16th July 2006

A power ranking of sort

posted in Power rankings, Sabermetrics |

Am I late in discovering this? The Tigers currently lead the Hardball Times Dartboard with 106 expected wins, six more than the White Sox.

It’s not really a power ranking. More, it’s a statistical projection of wins based on past results and if a team played a nuetral-strength schedule, using BaseRuns as its projecting statistic. Well, Hardball Times explained it better themselves last month.

Justin Verlander, Jeremy Bonderman, and Nate Robertson are on-pace for career-highs in innings; meanwhile, Kenny Rogers is 41. Will the Tigers pitchers hold up or breakdown, and will Mike Maroth’s return to the rotation help?

In addition, Hardball Times posted its Anatomy of a Tiger (part 2) examining where the different positional players came from and how they came to be Tigers. The bottom line?

he Tigers seem to distinguish themselves by developing good talent and augmenting it with astutely acquired cast-offs and overpaid veteran free agents. If anything, the 2006 Tigers’ story tells us that if you can draft and develop good young (read: cheap) talent, you’re willing to spend some money, gamble on some players with some upside and aren’t completely incompetent, good things will happen sooner or later.

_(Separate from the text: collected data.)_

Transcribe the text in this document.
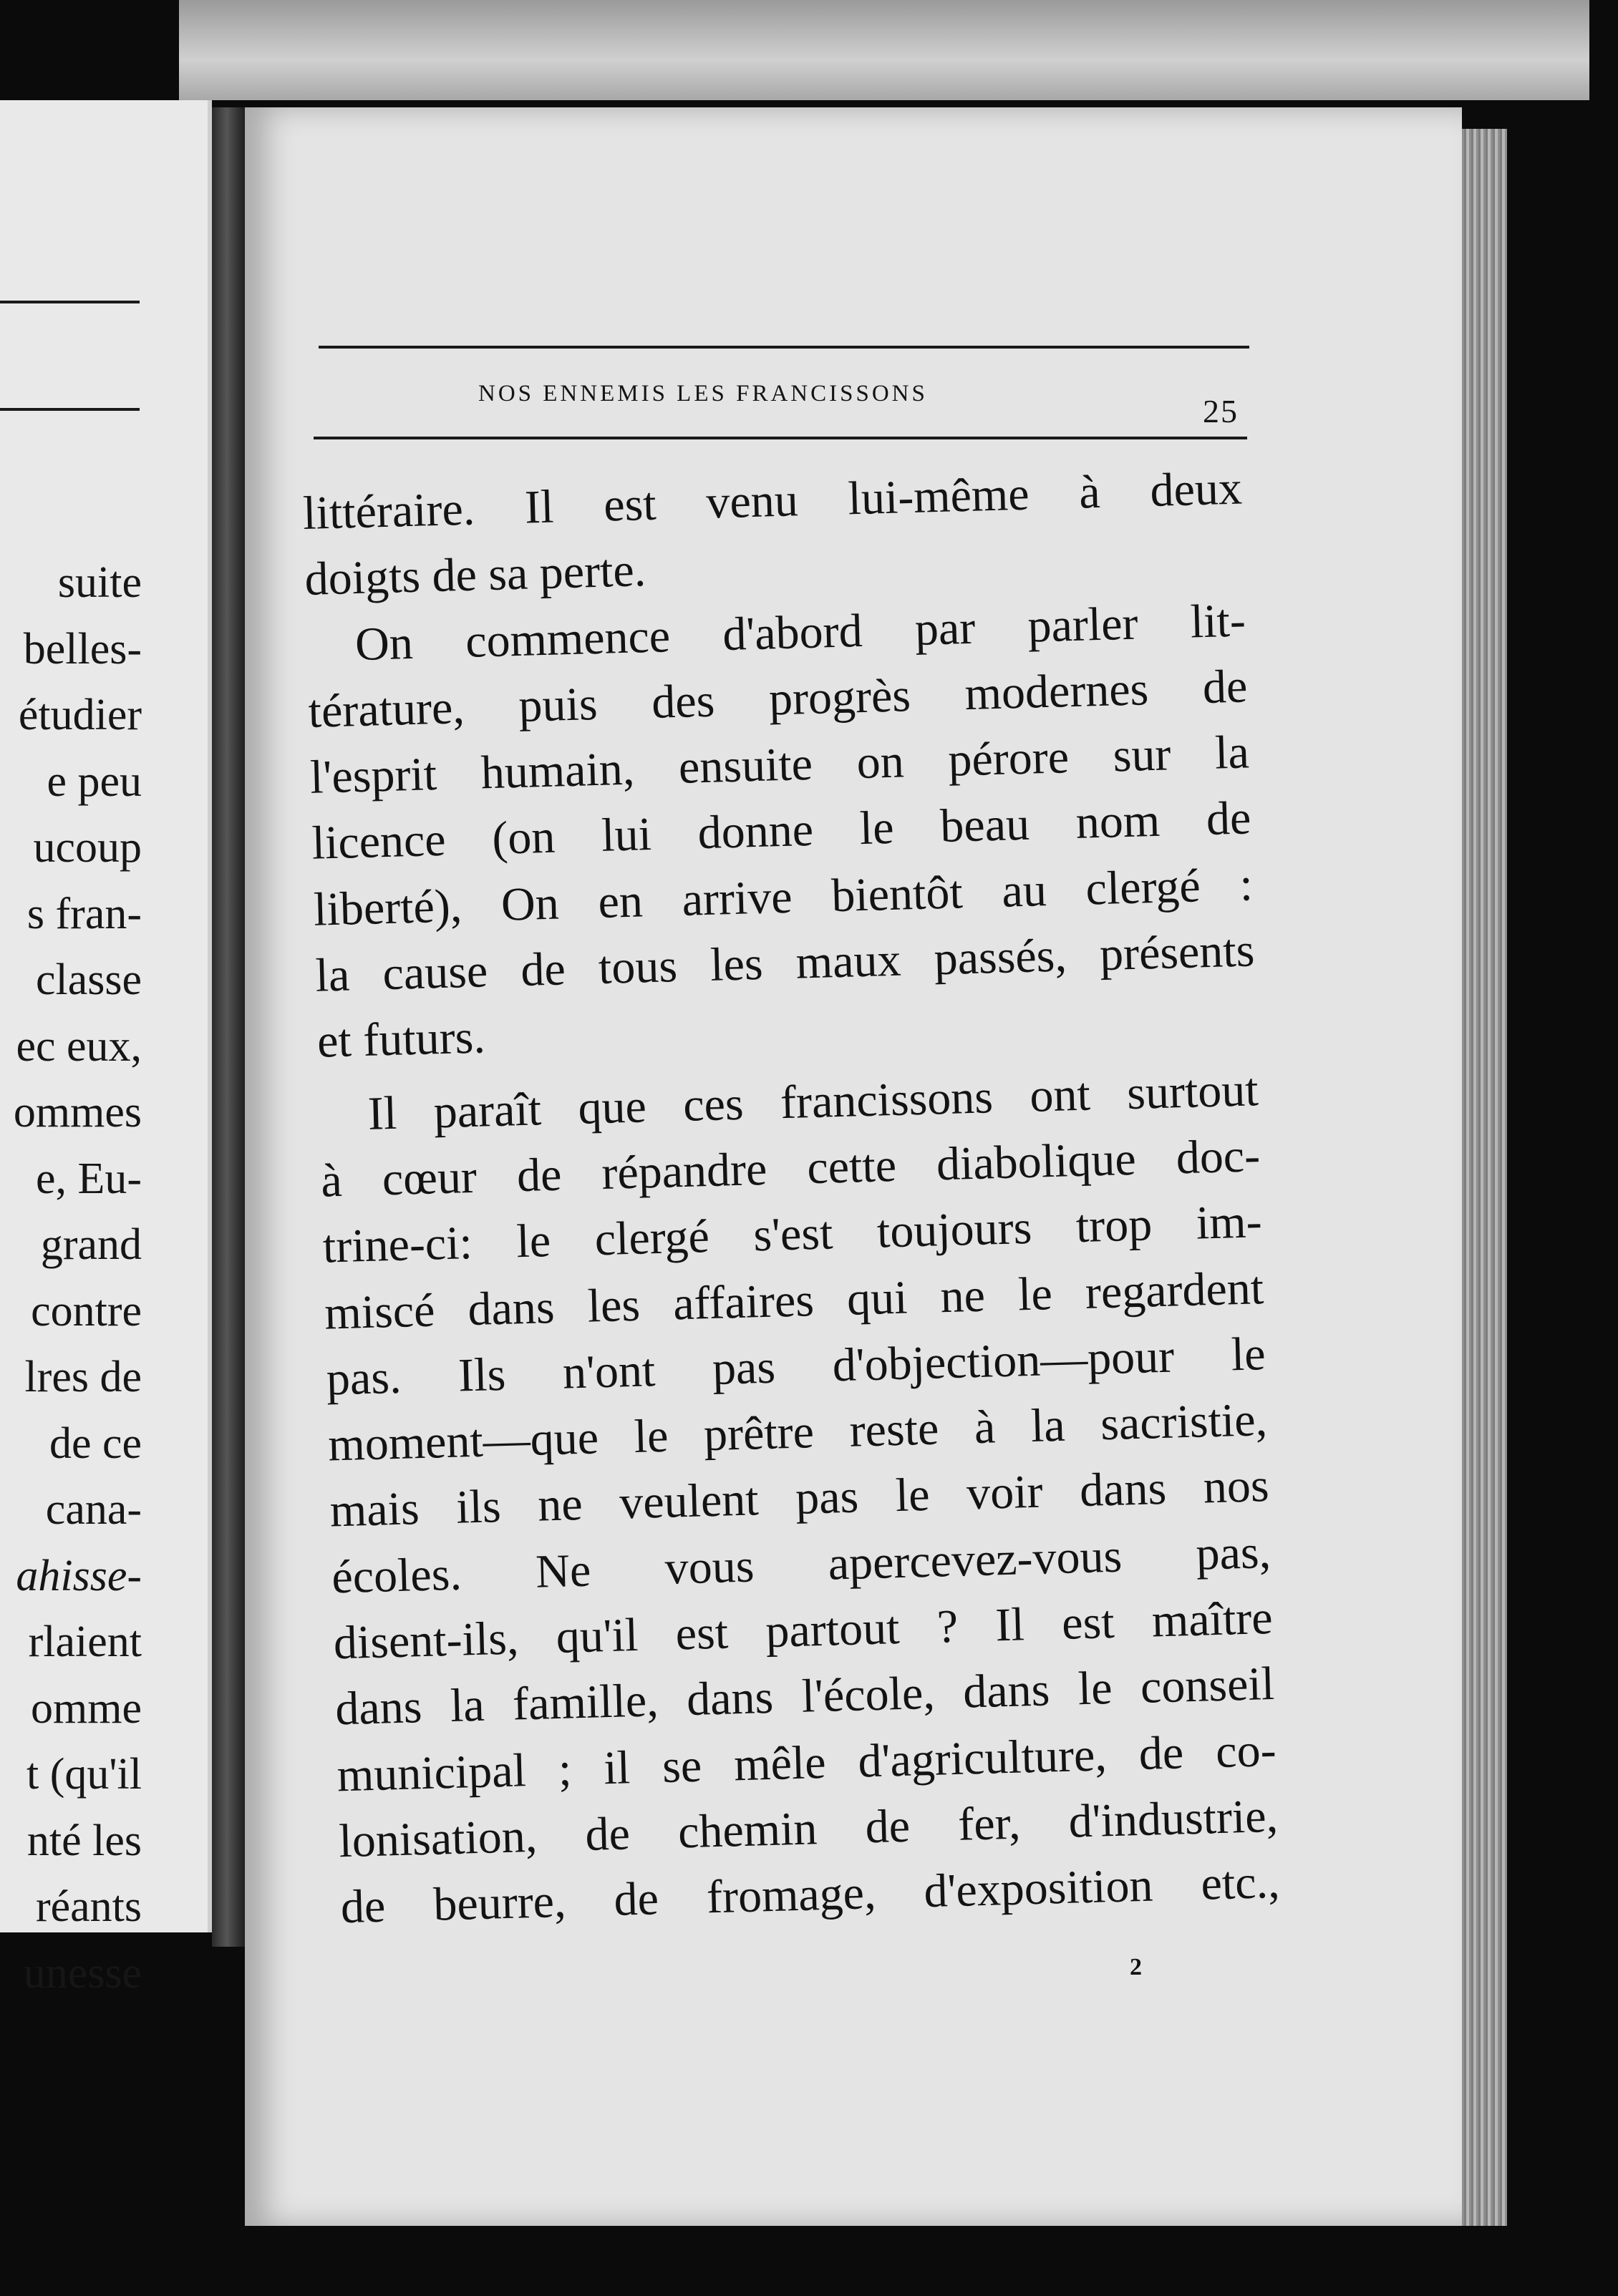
suite
belles-
étudier
e peu
ucoup
s fran-
classe
ec eux,
ommes
e, Eu-
grand
contre
lres de
de ce
cana-
ahisse-
rlaient
omme
t (qu'il
nté les
réants
unesse
NOS ENNEMIS LES FRANCISSONS	25
littéraire. Il est venu lui-même à deux
doigts de sa perte.
On commence d'abord par parler lit-
térature, puis des progrès modernes de
l'esprit humain, ensuite on pérore sur la
licence (on lui donne le beau nom de
liberté), On en arrive bientôt au clergé :
la cause de tous les maux passés, présents
et futurs.
Il paraît que ces francissons ont surtout
à cœur de répandre cette diabolique doc-
trine-ci: le clergé s'est toujours trop im-
miscé dans les affaires qui ne le regardent
pas. Ils n'ont pas d'objection—pour le
moment—que le prêtre reste à la sacristie,
mais ils ne veulent pas le voir dans nos
écoles. Ne vous apercevez-vous pas,
disent-ils, qu'il est partout ? Il est maître
dans la famille, dans l'école, dans le conseil
municipal ; il se mêle d'agriculture, de co-
lonisation, de chemin de fer, d'industrie,
de beurre, de fromage, d'exposition etc.,
2
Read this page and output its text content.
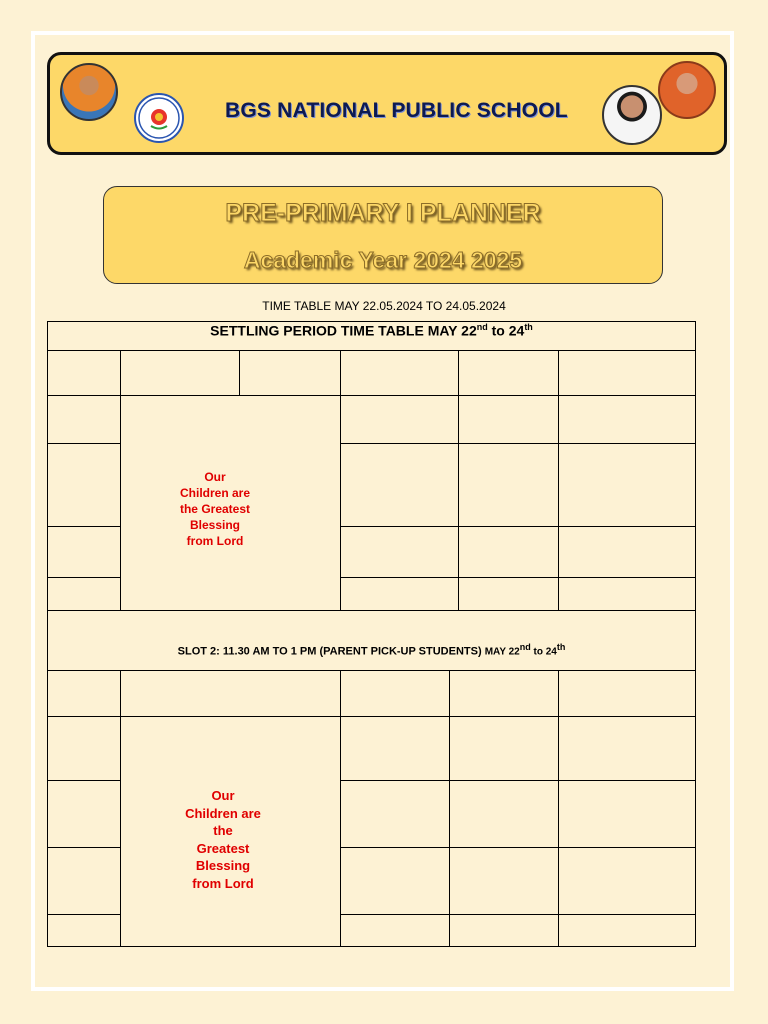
BGS NATIONAL PUBLIC SCHOOL
PRE-PRIMARY I PLANNER
Academic Year 2024 2025
TIME TABLE MAY 22.05.2024 TO 24.05.2024
SETTLING PERIOD TIME TABLE MAY 22nd to 24th
Our
Children are
the Greatest
Blessing
from Lord
SLOT 2: 11.30 AM TO 1 PM (PARENT PICK-UP STUDENTS) MAY 22nd to 24th
Our
Children are
the
Greatest
Blessing
from Lord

In it, reference is made to this article at Baseball Think Factor, which users other ways to show the Tigers to have the best defense in baseball.

The Tigers are above average at every position except right field. That’s just incredible. And the difference between the Tigers and the White Sox can be summed up with the leather. The Tigers have a 68-run lead defensively. That’s six wins.